Se despierta. la ciudad, más
abajo. Empieza el clamor que la llena (superpoblada en estos días),
con los rebuznos de los burritos (de hortelanos y vendedores de
corderos que se apretujan en las puertas para entrar), y con el
llanto ¡qué conmovedor! de centenares de corderos
que, montados en carros, o dentro de bastos más o menos grandes, o
simplemente a hombros, se dirigen a su trágico destino, y llaman a
las madres... lloran su lejanía, sin saber que deberían llorar la
vida que tan precozmente llega a su fin. Y sigue aumentando, sin
cesar, el rumor en Jerusalén, por el ruido de los pasos en las
calles y las llamadas de una terraza a otra o de éstas a la calle, o
viceversa; y el rumor llega, como el de las ondas marinas, atenuado
por la distancia, hasta la serena hondonada del Getsemaní.
2Un
primer rayo de sol corta el aire en dirección a una exquisita cúpula
del Templo, y la inflama toda, como si un sol hubiera descendido a la
Tierra, un pequeño sol posado encima de un cándido pedestal, pero
bellísimo a pesar de su pequeñez.
Los discípulos y las discípulas
miran admirados ese punto de oro. ¡Es la Casa del Señor! ¡Es el
Templo! Para comprender lo que era este lugar para los israelitas,
basta ver cómo fijan en él sus miradas. Parecen ver relampaguear,
entre el rutilar del oro encendido por el Sol, la Faz Santísima de
Dios. Adoración y amor patrio, santo orgullo de ser hebreos,
aparecen evidentes en esas miradas, más que si hablaran los labios.
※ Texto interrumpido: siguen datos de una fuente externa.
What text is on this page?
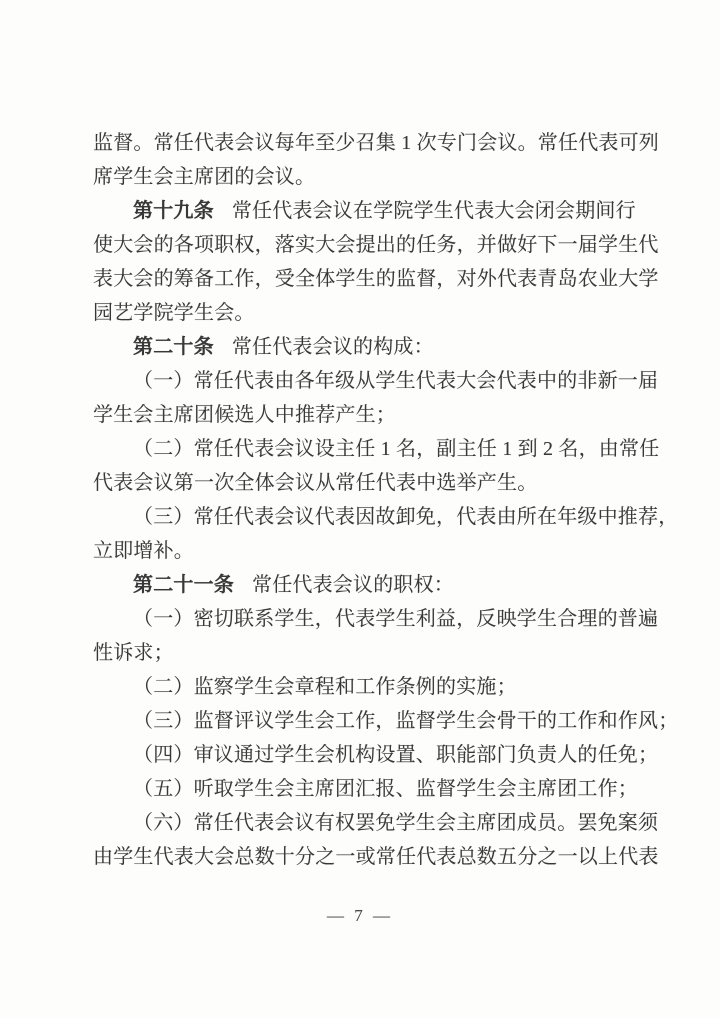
监督。常任代表会议每年至少召集 1 次专门会议。常任代表可列
席学生会主席团的会议。
第十九条 常任代表会议在学院学生代表大会闭会期间行
使大会的各项职权，落实大会提出的任务，并做好下一届学生代
表大会的筹备工作，受全体学生的监督，对外代表青岛农业大学
园艺学院学生会。
第二十条 常任代表会议的构成：
（一）常任代表由各年级从学生代表大会代表中的非新一届
学生会主席团候选人中推荐产生；
（二）常任代表会议设主任 1 名，副主任 1 到 2 名，由常任
代表会议第一次全体会议从常任代表中选举产生。
（三）常任代表会议代表因故卸免，代表由所在年级中推荐，
立即增补。
第二十一条 常任代表会议的职权：
（一）密切联系学生，代表学生利益，反映学生合理的普遍
性诉求；
（二）监察学生会章程和工作条例的实施；
（三）监督评议学生会工作，监督学生会骨干的工作和作风；
（四）审议通过学生会机构设置、职能部门负责人的任免；
（五）听取学生会主席团汇报、监督学生会主席团工作；
（六）常任代表会议有权罢免学生会主席团成员。罢免案须
由学生代表大会总数十分之一或常任代表总数五分之一以上代表
— 7 —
Porfiria, que no ha vuelto a
Jerusalén desde hace muchos años, vierte incluso lágrimas de
emoción, mientras, inconscientemente, aprieta el brazo de su marido,
que le está señalando no sé qué con la mano, y se abandona un
poco sobre él, como una recién casada, enamorada de su esposo,
admirada de él, feliz de ser por él instruida.
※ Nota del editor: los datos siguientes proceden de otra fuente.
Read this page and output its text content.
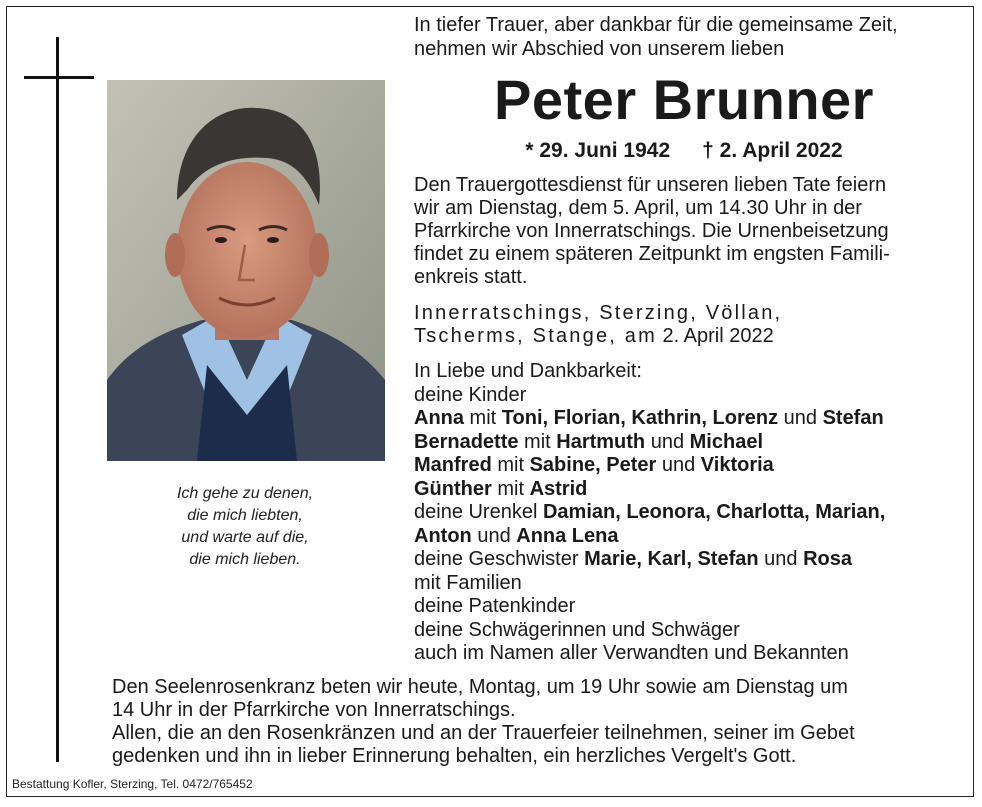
Ich gehe zu denen,
die mich liebten,
und warte auf die,
die mich lieben.
In tiefer Trauer, aber dankbar für die gemeinsame Zeit,
nehmen wir Abschied von unserem lieben
Peter Brunner
* 29. Juni 1942 † 2. April 2022
Den Trauergottesdienst für unseren lieben Tate feiern
wir am Dienstag, dem 5. April, um 14.30 Uhr in der
Pfarrkirche von Innerratschings. Die Urnenbeisetzung
findet zu einem späteren Zeitpunkt im engsten Famili-
enkreis statt.
Innerratschings, Sterzing, Völlan,
Tscherms, Stange, am 2. April 2022
In Liebe und Dankbarkeit:
deine Kinder
Anna mit Toni, Florian, Kathrin, Lorenz und Stefan
Bernadette mit Hartmuth und Michael
Manfred mit Sabine, Peter und Viktoria
Günther mit Astrid
deine Urenkel Damian, Leonora, Charlotta, Marian,
Anton und Anna Lena
deine Geschwister Marie, Karl, Stefan und Rosa
mit Familien
deine Patenkinder
deine Schwägerinnen und Schwäger
auch im Namen aller Verwandten und Bekannten
Den Seelenrosenkranz beten wir heute, Montag, um 19 Uhr sowie am Dienstag um
14 Uhr in der Pfarrkirche von Innerratschings.
Allen, die an den Rosenkränzen und an der Trauerfeier teilnehmen, seiner im Gebet
gedenken und ihn in lieber Erinnerung behalten, ein herzliches Vergelt's Gott.
Bestattung Kofler, Sterzing, Tel. 0472/765452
Entretanto, las otras mujeres
hablan quedo, casi en monosílabas, para consultarse lo que debe
hacerse este día. Anastática, todavía sin práctica y un poco
ajena a este nuevo ambiente, está ligeramente separada, absorta en
sus pensamientos.
3María,
que estaba hablando con Margziam, la ve, se acerca a ella y le pasa
un brazo alrededor de la cintura: «¿Te sientes un poco sola, hija
mía? Bueno, hoy irá mejor. ¿Ves? Mi Hijo está indicando a los
apóstoles que vayan a las casas de las discípulas para advertirles
que se reúnan y le esperen por la tarde en casa de Juana. Se ve que
quiere hablarnos, concretamente a las mujeres; bueno, antes te habrá
dado ya una madre. ¡Es buena, sabes? La conozco desde cuando estaba
yo en el Templo. Era una madre ya desde entonces para con las más
pequeñas de las consagradas. Y comprenderá tu corazón, porque
también ella ha llorado mucho. Mi Hijo la curó el año pasado de
una melancolía mortal que se había apoderado de ella después de la
muerte de sus dos hijos. Te lo digo sólo para que sepas quién es la
que de ahora en adelante te va a querer, y a la que tú vas a querer.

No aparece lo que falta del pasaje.